Buku kumpulan sajak Hujan Bulan Juni sendiri dicetak ulang pada tahun 2013. Per bulan Maret 2020, buku kumpulan sajak Hujan Bulan Juni sudah masuk ke cetakan 12! Sebuah angka yang tidak sedikit untuk buku kumpulan sajak.
“Hujan Bulan Juni” berhasil menembus tesis Sapardi di tahun 1988. Sajak ini tidak hanya dibaca, tapi diinterpretasikan dengan berbagai medium yang berbeda. Saya rasa, apa yang dilalui Sapardi bersama “Hujan Bulan Juni” akan susah terjadi pada penyair Indonesia kebanyakan. Banyaknya alih wahana terhadap sajak ini membuktikan bahwa Sapardi bisa membuat sebuah sajak begitu dicintai masyarakat. Sapardi telah berhasil memasyarakatkan puisi.

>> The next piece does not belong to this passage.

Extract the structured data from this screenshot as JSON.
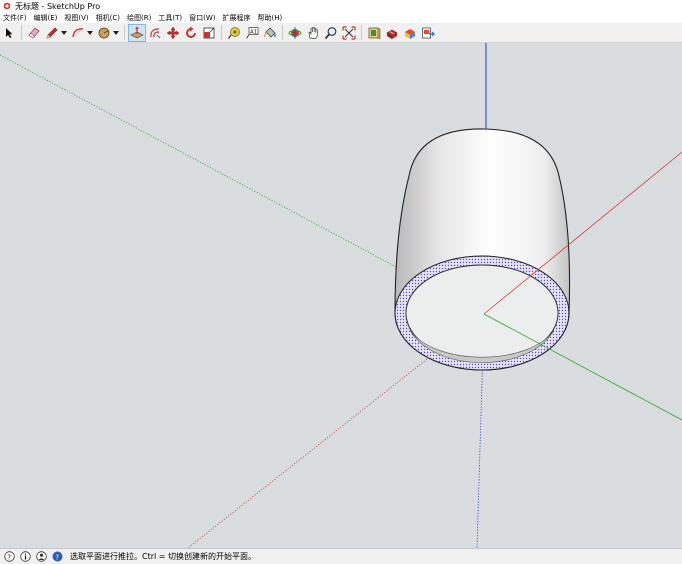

Ahad, (19/7) kemarin, Sapardi telah berpulang. Profesor sastra yang akrab disapa Eyang oleh penggemarnya itu telah memberikan teladan yang berarti bagi masyarakat Indonesia. Sampai akhir usianya, Sapardi masih sangat produktif menulis. Semoga teladan Sapardi senantiasa menginspirasi kita para pembacanya.
Selamat jalan, Tuan Penyair! Yang fana adalah waktu, kita abadi.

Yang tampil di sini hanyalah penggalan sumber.